When you first visit a hypnotherapist in South Whidbey, you’ll step onto a colorful rug in a cozy office, where tapestries and paintings of the nature world hang on the walls and pillows are placed in the corners.
In the back room, there’s a yellow recliner that hypnotherapist Jenna Alexander calls the “Happy Chair,” and behind it hangs a photograph of the brand’s trademark dewdrops falling from a leaf.
The session begins with a conversation: Alexander gets to know your goals and maps out a path to get there.
“We work with emotions,” she said, “and because it’s so emotional, we start to change patterns of thinking and belief.”
Like a guided meditation, Alexander will lead you into a relaxed, suggestible state where you will no longer be distracted by focus and will begin to be transformed over time by your emotional guidance.
Dew Drop Hypnotherapy opened in Freeland about 10 years ago. Alexander said her work began after she suffered a serious illness. Through self-hypnosis, she was able to become emotionally at ease with her physical sensations.
“It’s something I’ve always been drawn to – visualization, manifestation, imagining, talking to yourself in a certain way,” she said. “I understood it on a deep level and found it to be a very effective form of healing for people.”
When patients sit in the Happy Chair, they find that ideas and feelings emerge as fresh as fresh morning dew, she says.
She says hypnosis is not like it’s often portrayed in the movies: You can’t control the patient, and you can’t hypnotize them against their will.
“I’m not doing this to you,” she said, “you’re doing it to yourself.”
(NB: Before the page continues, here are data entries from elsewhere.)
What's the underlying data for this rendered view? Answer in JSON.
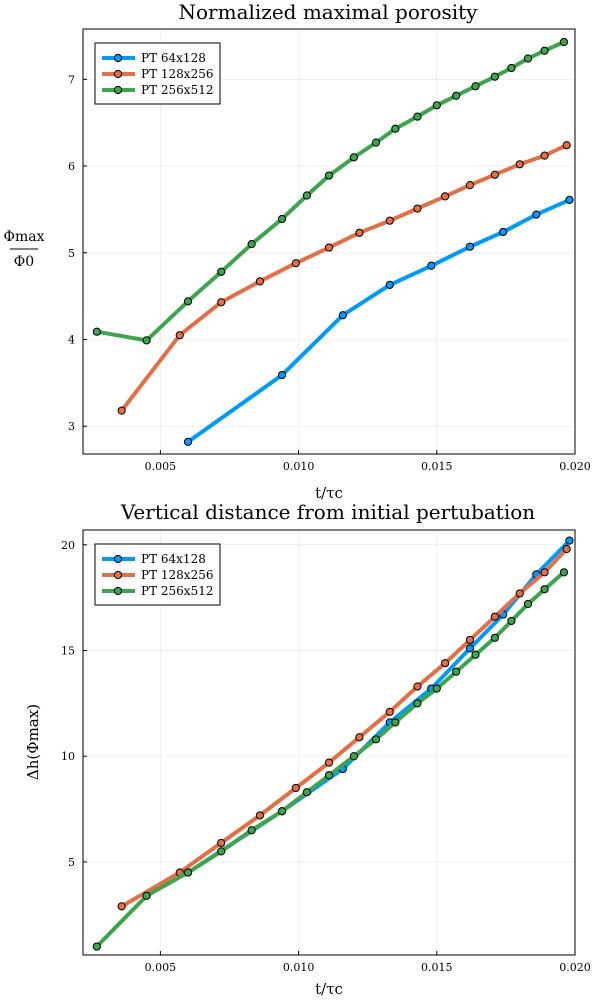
{
  "chart_data": [
    {
      "type": "line",
      "title": "Normalized maximal porosity",
      "xlabel": "t/τc",
      "ylabel_num": "Φmax",
      "ylabel_den": "Φ0",
      "xlim": [
        0.0022,
        0.02
      ],
      "ylim": [
        2.68,
        7.58
      ],
      "xticks": [
        0.005,
        0.01,
        0.015,
        0.02
      ],
      "xtick_labels": [
        "0.005",
        "0.010",
        "0.015",
        "0.020"
      ],
      "yticks": [
        3,
        4,
        5,
        6,
        7
      ],
      "ytick_labels": [
        "3",
        "4",
        "5",
        "6",
        "7"
      ],
      "grid": true,
      "legend_position": "top-left",
      "series": [
        {
          "name": "PT 64x128",
          "color": "#009AFA",
          "x": [
            0.006,
            0.0094,
            0.0116,
            0.0133,
            0.0148,
            0.0162,
            0.0174,
            0.0186,
            0.0198
          ],
          "y": [
            2.82,
            3.59,
            4.28,
            4.63,
            4.85,
            5.07,
            5.24,
            5.44,
            5.61
          ]
        },
        {
          "name": "PT 128x256",
          "color": "#E36F47",
          "x": [
            0.0036,
            0.0057,
            0.0072,
            0.0086,
            0.0099,
            0.0111,
            0.0122,
            0.0133,
            0.0143,
            0.0153,
            0.0162,
            0.0171,
            0.018,
            0.0189,
            0.0197
          ],
          "y": [
            3.18,
            4.05,
            4.43,
            4.67,
            4.88,
            5.06,
            5.23,
            5.37,
            5.51,
            5.65,
            5.78,
            5.9,
            6.02,
            6.12,
            6.24
          ]
        },
        {
          "name": "PT 256x512",
          "color": "#3EA44E",
          "x": [
            0.0027,
            0.0045,
            0.006,
            0.0072,
            0.0083,
            0.0094,
            0.0103,
            0.0111,
            0.012,
            0.0128,
            0.0135,
            0.0143,
            0.015,
            0.0157,
            0.0164,
            0.0171,
            0.0177,
            0.0183,
            0.0189,
            0.0196
          ],
          "y": [
            4.09,
            3.99,
            4.44,
            4.78,
            5.1,
            5.39,
            5.66,
            5.89,
            6.1,
            6.27,
            6.43,
            6.57,
            6.7,
            6.81,
            6.92,
            7.03,
            7.13,
            7.24,
            7.33,
            7.43
          ]
        }
      ]
    },
    {
      "type": "line",
      "title": "Vertical distance from initial pertubation",
      "xlabel": "t/τc",
      "ylabel": "Δh(Φmax)",
      "xlim": [
        0.0022,
        0.02
      ],
      "ylim": [
        0.6,
        20.7
      ],
      "xticks": [
        0.005,
        0.01,
        0.015,
        0.02
      ],
      "xtick_labels": [
        "0.005",
        "0.010",
        "0.015",
        "0.020"
      ],
      "yticks": [
        5,
        10,
        15,
        20
      ],
      "ytick_labels": [
        "5",
        "10",
        "15",
        "20"
      ],
      "grid": true,
      "legend_position": "top-left",
      "series": [
        {
          "name": "PT 64x128",
          "color": "#009AFA",
          "x": [
            0.006,
            0.0094,
            0.0116,
            0.0133,
            0.0148,
            0.0162,
            0.0174,
            0.0186,
            0.0198
          ],
          "y": [
            4.5,
            7.4,
            9.4,
            11.6,
            13.2,
            15.1,
            16.7,
            18.6,
            20.2
          ]
        },
        {
          "name": "PT 128x256",
          "color": "#E36F47",
          "x": [
            0.0036,
            0.0057,
            0.0072,
            0.0086,
            0.0099,
            0.0111,
            0.0122,
            0.0133,
            0.0143,
            0.0153,
            0.0162,
            0.0171,
            0.018,
            0.0189,
            0.0197
          ],
          "y": [
            2.9,
            4.5,
            5.9,
            7.2,
            8.5,
            9.7,
            10.9,
            12.1,
            13.3,
            14.4,
            15.5,
            16.6,
            17.7,
            18.7,
            19.8
          ]
        },
        {
          "name": "PT 256x512",
          "color": "#3EA44E",
          "x": [
            0.0027,
            0.0045,
            0.006,
            0.0072,
            0.0083,
            0.0094,
            0.0103,
            0.0111,
            0.012,
            0.0128,
            0.0135,
            0.0143,
            0.015,
            0.0157,
            0.0164,
            0.0171,
            0.0177,
            0.0183,
            0.0189,
            0.0196
          ],
          "y": [
            1.0,
            3.4,
            4.5,
            5.5,
            6.5,
            7.4,
            8.3,
            9.1,
            10.0,
            10.8,
            11.6,
            12.5,
            13.2,
            14.0,
            14.8,
            15.6,
            16.4,
            17.2,
            17.9,
            18.7
          ]
        }
      ]
    }
  ]
}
Alexander said it was unfortunate that films portrayed people as being brainwashed, as it prevented people from understanding the power of their mind to control their emotions and their lives.
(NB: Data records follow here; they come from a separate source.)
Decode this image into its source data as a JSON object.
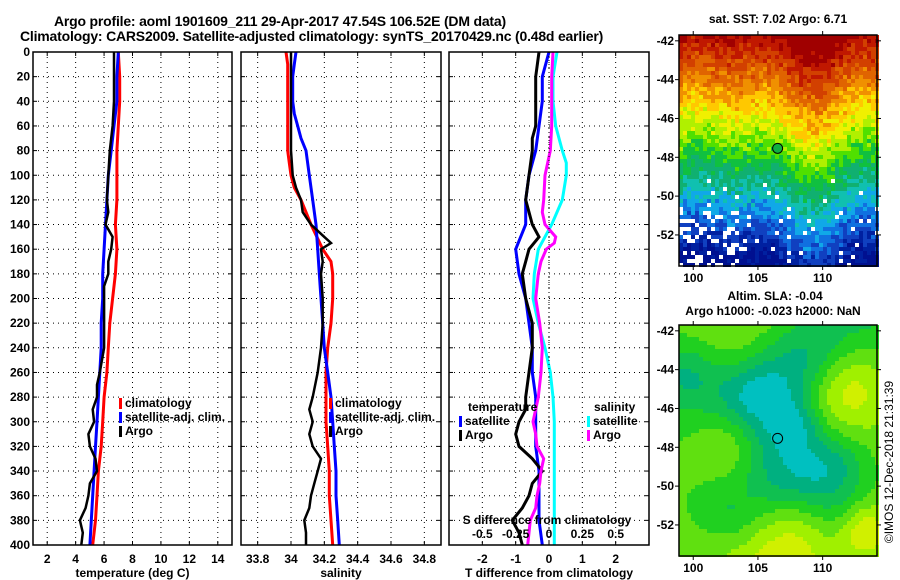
{
  "header": {
    "title_line1": "Argo profile: aoml 1901609_211 29-Apr-2017 47.54S 106.52E (DM data)",
    "title_line2": "Climatology: CARS2009. Satellite-adjusted climatology: synTS_20170429.nc (0.48d earlier)"
  },
  "colors": {
    "climatology": "#ff0000",
    "satellite": "#0000ff",
    "argo": "#000000",
    "sal_satellite": "#00ffff",
    "sal_argo": "#ff00ff"
  },
  "chart_data": [
    {
      "type": "line",
      "name": "temperature-profile",
      "xlabel": "temperature (deg C)",
      "ylabel": "",
      "xlim": [
        1,
        15
      ],
      "ylim": [
        400,
        0
      ],
      "xticks": [
        2,
        4,
        6,
        8,
        10,
        12,
        14
      ],
      "yticks": [
        0,
        20,
        40,
        60,
        80,
        100,
        120,
        140,
        160,
        180,
        200,
        220,
        240,
        260,
        280,
        300,
        320,
        340,
        360,
        380,
        400
      ],
      "grid": true,
      "legend": {
        "placement": "center-right",
        "entries": [
          "climatology",
          "satellite-adj. clim.",
          "Argo"
        ]
      },
      "series": [
        {
          "name": "climatology",
          "color_key": "climatology",
          "depth": [
            0,
            20,
            40,
            60,
            80,
            100,
            120,
            140,
            160,
            180,
            200,
            220,
            240,
            260,
            280,
            300,
            320,
            340,
            360,
            380,
            400
          ],
          "values": [
            7.0,
            7.1,
            7.1,
            7.0,
            6.9,
            6.9,
            6.9,
            6.8,
            6.9,
            6.8,
            6.6,
            6.4,
            6.3,
            6.2,
            6.0,
            5.9,
            5.8,
            5.6,
            5.5,
            5.4,
            5.2
          ]
        },
        {
          "name": "satellite-adj. clim.",
          "color_key": "satellite",
          "depth": [
            0,
            20,
            40,
            60,
            80,
            100,
            120,
            140,
            160,
            180,
            200,
            220,
            240,
            260,
            280,
            300,
            320,
            340,
            360,
            380,
            400
          ],
          "values": [
            7.0,
            6.9,
            6.9,
            6.7,
            6.5,
            6.3,
            6.2,
            6.1,
            6.0,
            5.9,
            5.9,
            5.8,
            5.8,
            5.7,
            5.6,
            5.5,
            5.4,
            5.3,
            5.2,
            5.1,
            5.0
          ]
        },
        {
          "name": "Argo",
          "color_key": "argo",
          "depth": [
            0,
            20,
            40,
            60,
            70,
            80,
            100,
            120,
            130,
            140,
            150,
            160,
            170,
            180,
            190,
            200,
            220,
            240,
            260,
            270,
            280,
            290,
            300,
            310,
            320,
            330,
            340,
            350,
            360,
            370,
            380,
            390,
            400
          ],
          "values": [
            6.7,
            6.7,
            6.7,
            6.6,
            6.5,
            6.4,
            6.3,
            6.2,
            6.3,
            6.1,
            6.6,
            6.5,
            6.3,
            6.3,
            6.0,
            6.0,
            6.0,
            6.0,
            5.7,
            5.5,
            5.5,
            5.2,
            5.3,
            4.9,
            5.0,
            5.4,
            5.5,
            5.0,
            4.9,
            4.7,
            4.3,
            4.5,
            4.4
          ]
        }
      ]
    },
    {
      "type": "line",
      "name": "salinity-profile",
      "xlabel": "salinity",
      "xlim": [
        33.7,
        34.9
      ],
      "ylim": [
        400,
        0
      ],
      "xticks": [
        33.8,
        34,
        34.2,
        34.4,
        34.6,
        34.8
      ],
      "xticklabels": [
        "33.8",
        "34",
        "34.2",
        "34.4",
        "34.6",
        "34.8"
      ],
      "grid": true,
      "legend": {
        "placement": "center-right",
        "entries": [
          "climatology",
          "satellite-adj. clim.",
          "Argo"
        ]
      },
      "series": [
        {
          "name": "climatology",
          "color_key": "climatology",
          "depth": [
            0,
            10,
            20,
            40,
            60,
            80,
            90,
            100,
            110,
            120,
            140,
            160,
            170,
            180,
            200,
            220,
            240,
            260,
            280,
            300,
            320,
            340,
            360,
            380,
            400
          ],
          "values": [
            33.97,
            33.98,
            33.98,
            33.98,
            33.98,
            33.98,
            33.99,
            34.0,
            34.02,
            34.06,
            34.12,
            34.19,
            34.24,
            34.25,
            34.25,
            34.24,
            34.22,
            34.21,
            34.21,
            34.21,
            34.22,
            34.23,
            34.23,
            34.24,
            34.25
          ]
        },
        {
          "name": "satellite-adj. clim.",
          "color_key": "satellite",
          "depth": [
            0,
            10,
            20,
            40,
            50,
            60,
            70,
            80,
            100,
            120,
            140,
            160,
            180,
            200,
            220,
            240,
            260,
            280,
            300,
            320,
            340,
            360,
            380,
            400
          ],
          "values": [
            34.03,
            34.02,
            34.01,
            34.01,
            34.02,
            34.04,
            34.06,
            34.09,
            34.11,
            34.13,
            34.15,
            34.16,
            34.17,
            34.18,
            34.19,
            34.2,
            34.22,
            34.24,
            34.25,
            34.26,
            34.27,
            34.27,
            34.28,
            34.29
          ]
        },
        {
          "name": "Argo",
          "color_key": "argo",
          "depth": [
            0,
            20,
            40,
            60,
            80,
            100,
            110,
            120,
            130,
            140,
            150,
            155,
            160,
            170,
            180,
            200,
            220,
            240,
            260,
            280,
            290,
            300,
            310,
            320,
            330,
            340,
            350,
            360,
            370,
            380,
            390,
            400
          ],
          "values": [
            34.0,
            34.0,
            34.0,
            34.0,
            34.0,
            34.01,
            34.03,
            34.06,
            34.07,
            34.12,
            34.2,
            34.24,
            34.18,
            34.19,
            34.18,
            34.19,
            34.19,
            34.18,
            34.16,
            34.13,
            34.11,
            34.13,
            34.11,
            34.13,
            34.18,
            34.16,
            34.14,
            34.12,
            34.11,
            34.08,
            34.09,
            34.09
          ]
        }
      ]
    },
    {
      "type": "line",
      "name": "difference-profile",
      "xlabel": "T difference from climatology",
      "xlabel2": "S difference from climatology",
      "xlim": [
        -3,
        3
      ],
      "ylim": [
        400,
        0
      ],
      "xticks": [
        -2,
        -1,
        0,
        1,
        2
      ],
      "xticks2": [
        -0.5,
        -0.25,
        0,
        0.25,
        0.5
      ],
      "xticklabels2": [
        "-0.5",
        "-0.25",
        "0",
        "0.25",
        "0.5"
      ],
      "grid": true,
      "legend": {
        "placement": "center",
        "groups": [
          {
            "title": "temperature",
            "entries": [
              "satellite",
              "Argo"
            ]
          },
          {
            "title": "salinity",
            "entries": [
              "satellite",
              "Argo"
            ]
          }
        ]
      },
      "series": [
        {
          "name": "temperature satellite",
          "color_key": "satellite",
          "depth": [
            0,
            20,
            40,
            60,
            80,
            100,
            120,
            140,
            160,
            180,
            200,
            220,
            240,
            260,
            280,
            300,
            320,
            340,
            360,
            380,
            400
          ],
          "values": [
            0.0,
            -0.2,
            -0.2,
            -0.3,
            -0.4,
            -0.6,
            -0.7,
            -0.7,
            -1.0,
            -0.9,
            -0.7,
            -0.6,
            -0.5,
            -0.5,
            -0.4,
            -0.4,
            -0.4,
            -0.3,
            -0.3,
            -0.3,
            -0.2
          ]
        },
        {
          "name": "temperature Argo",
          "color_key": "argo",
          "depth": [
            0,
            20,
            40,
            60,
            70,
            80,
            100,
            120,
            130,
            140,
            150,
            160,
            170,
            180,
            200,
            220,
            240,
            260,
            280,
            290,
            300,
            310,
            320,
            330,
            340,
            350,
            360,
            370,
            380,
            390,
            400
          ],
          "values": [
            -0.3,
            -0.4,
            -0.4,
            -0.4,
            -0.5,
            -0.5,
            -0.6,
            -0.7,
            -0.6,
            -0.5,
            -0.3,
            -0.6,
            -0.7,
            -0.8,
            -0.7,
            -0.5,
            -0.5,
            -0.6,
            -0.7,
            -0.7,
            -0.9,
            -1.0,
            -0.9,
            -0.5,
            -0.2,
            -0.5,
            -0.6,
            -0.8,
            -1.1,
            -0.9,
            -0.8
          ]
        },
        {
          "name": "salinity satellite",
          "color_key": "sal_satellite",
          "depth": [
            0,
            20,
            40,
            60,
            80,
            90,
            100,
            120,
            140,
            150,
            160,
            180,
            200,
            220,
            240,
            260,
            280,
            300,
            320,
            340,
            360,
            380,
            400
          ],
          "values": [
            0.06,
            0.03,
            0.03,
            0.05,
            0.1,
            0.13,
            0.13,
            0.1,
            0.02,
            -0.03,
            -0.08,
            -0.11,
            -0.12,
            -0.08,
            -0.03,
            0.01,
            0.03,
            0.04,
            0.04,
            0.04,
            0.04,
            0.04,
            0.04
          ]
        },
        {
          "name": "salinity Argo",
          "color_key": "sal_argo",
          "depth": [
            0,
            20,
            40,
            60,
            80,
            100,
            120,
            130,
            140,
            150,
            155,
            160,
            170,
            180,
            200,
            220,
            240,
            260,
            280,
            290,
            300,
            310,
            320,
            330,
            340,
            350,
            360,
            370,
            380,
            390,
            400
          ],
          "values": [
            0.03,
            0.02,
            0.02,
            0.02,
            0.01,
            -0.03,
            -0.04,
            -0.05,
            -0.03,
            0.05,
            0.04,
            -0.02,
            -0.06,
            -0.08,
            -0.1,
            -0.07,
            -0.05,
            -0.06,
            -0.08,
            -0.1,
            -0.12,
            -0.1,
            -0.09,
            -0.04,
            -0.06,
            -0.07,
            -0.09,
            -0.1,
            -0.14,
            -0.15,
            -0.16
          ]
        }
      ]
    },
    {
      "type": "heatmap",
      "name": "sst-map",
      "title": "sat. SST: 7.02 Argo: 6.71",
      "xlim": [
        98.9,
        114.2
      ],
      "ylim": [
        -53.6,
        -41.7
      ],
      "xticks": [
        100,
        105,
        110
      ],
      "yticks": [
        -42,
        -44,
        -46,
        -48,
        -50,
        -52
      ],
      "marker": {
        "lon": 106.52,
        "lat": -47.54
      }
    },
    {
      "type": "heatmap",
      "name": "sla-map",
      "title": "Altim. SLA: -0.04",
      "subtitle": "Argo h1000: -0.023 h2000: NaN",
      "xlim": [
        98.9,
        114.2
      ],
      "ylim": [
        -53.6,
        -41.7
      ],
      "xticks": [
        100,
        105,
        110
      ],
      "yticks": [
        -42,
        -44,
        -46,
        -48,
        -50,
        -52
      ],
      "marker": {
        "lon": 106.52,
        "lat": -47.54
      }
    }
  ],
  "watermark": "©IMOS 12-Dec-2018 21:31:39"
}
Unlike stage hypnosis, she says, hypnotherapy is a gentle, subtle process. The patient is put into a relaxed state, and the critical mind that blocks the subconscious is cleared away. At this point, the patient is able to access deeper parts of themselves. With Alexander’s guidance, patients are encouraged to visualize, feel, and visit information and memories in new ways.
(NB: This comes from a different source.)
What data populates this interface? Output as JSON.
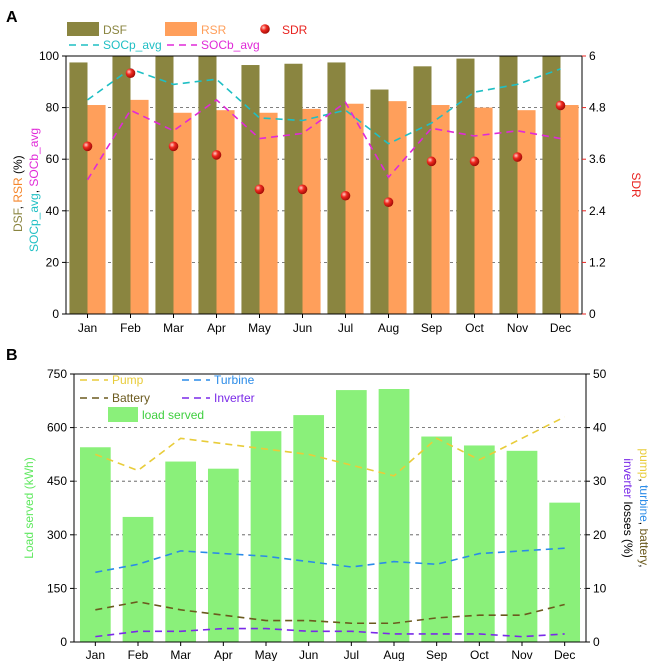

The experience is similar to a flow state, the feeling of being engrossed in your work or a good book. Many people liken hypnosis to a placebo, but Alexander says placebos have immense powers.
“Your beliefs are a huge part of who you are,” she said. “What you believe, what you embrace, what you embody, how you walk, how you speak, how you act – that is your reality. When your beliefs change, to some extent, your reality begins to change.”
She said the reasons for seeking hypnotherapy are many and varied: patients may want to overcome fears, change bad habits or explore their subconscious.
“It really helps reduce anxiety, it changes neural pathways, it changes the way you think, believe and feel,” she said. “It’s pretty powerful stuff.”
Some people may be a little resistant at first, but that resistance fades after a few sessions, she said.
Alexander said he has seen incredible transformations in his work – people who had smoked three packs a day for 50 years quitting, and people who had been depressed and withdrawn starting to enjoy life again.
“Whatever,” she said. “Habits have been broken. Patterns are always changing here.”
If you want to immerse yourself in the world of hypnotherapy, Visit dewdrophypno.com.